Satellite Acquisition for a Strike Missile Under Jamming and Time Initialization Constraints

Charles Behre, Renato Ornedo, Gaylord Rogeness, and Todd Moore

Abstract: Guidance systems using the combination of GPS and INS are good candidates for strike missile type weapons. The accuracy of this system is highly dependent upon acquiring GPS signals before a specific point in the trajectory. This paper describes an analysis approach to determine the GPS satellite availability with Time To First Measurement (TTFM) constraints and severe jamming conditions. The TTFM for direct acquisition of Y-Code increases as the accuracy of an initial timing reference decreases and as a receiver’s PDI and dwell time settings increase. Furthermore, the receiver can only acquire satellites with signal–to-noise levels above a certain threshold. In the presence of jamming, the movement of the vehicle body changes the resulting jammer-to-signal levels along the trajectory, greatly influencing the probability of acquiring GPS signals. The resulting satellite availability is dependent upon constellation geometry, performance of jamming mitigation, and the acquisition times of the receiver. The data presented in this paper are for strike missile type trajectories in a jamming environment using a null-steering jamming mitigation technique. The trade space that is examined includes trajectory range, satellite signal power, initial timing reference accuracy, and GPS receiver acquisition settings.

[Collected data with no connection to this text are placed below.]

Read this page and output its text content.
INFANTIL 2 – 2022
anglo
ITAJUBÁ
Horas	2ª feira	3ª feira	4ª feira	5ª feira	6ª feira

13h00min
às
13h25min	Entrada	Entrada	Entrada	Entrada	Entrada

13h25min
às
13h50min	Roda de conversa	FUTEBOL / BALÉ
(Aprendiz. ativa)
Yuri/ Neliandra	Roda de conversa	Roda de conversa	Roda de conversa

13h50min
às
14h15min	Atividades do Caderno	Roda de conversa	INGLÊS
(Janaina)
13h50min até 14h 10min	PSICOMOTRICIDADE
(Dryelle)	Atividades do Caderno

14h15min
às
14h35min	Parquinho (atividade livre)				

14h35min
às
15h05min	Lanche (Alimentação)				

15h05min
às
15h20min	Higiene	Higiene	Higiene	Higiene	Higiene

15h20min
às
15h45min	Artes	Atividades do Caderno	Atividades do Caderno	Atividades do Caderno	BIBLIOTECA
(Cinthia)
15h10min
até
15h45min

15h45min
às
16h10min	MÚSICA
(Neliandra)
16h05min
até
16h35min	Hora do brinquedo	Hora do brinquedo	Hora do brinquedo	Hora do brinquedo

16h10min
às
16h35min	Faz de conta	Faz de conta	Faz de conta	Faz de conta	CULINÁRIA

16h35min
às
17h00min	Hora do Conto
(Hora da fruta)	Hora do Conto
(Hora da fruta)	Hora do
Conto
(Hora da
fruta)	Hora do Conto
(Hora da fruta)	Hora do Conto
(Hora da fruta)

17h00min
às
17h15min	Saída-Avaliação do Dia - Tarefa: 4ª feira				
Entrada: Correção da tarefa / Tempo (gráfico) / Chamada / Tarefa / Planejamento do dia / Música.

The results show that satellite signal strength and initialization error are the most important factors in achieving acceptable TTFM results and can indicate the best receiver settings.
Published in: Proceedings of the 2002 National Technical Meeting of The Institute of Navigation
January 28 - 30, 2002
The Catamaran Resort Hotel
San Diego, CA
Pages: 254 - 264
Cite this article: Behre, Charles, Ornedo, Renato, Rogeness, Gaylord, Moore, Todd, "Satellite Acquisition for a Strike Missile Under Jamming and Time Initialization Constraints," Proceedings of the 2002 National Technical Meeting of The Institute of Navigation, San Diego, CA, January 2002, pp. 254-264.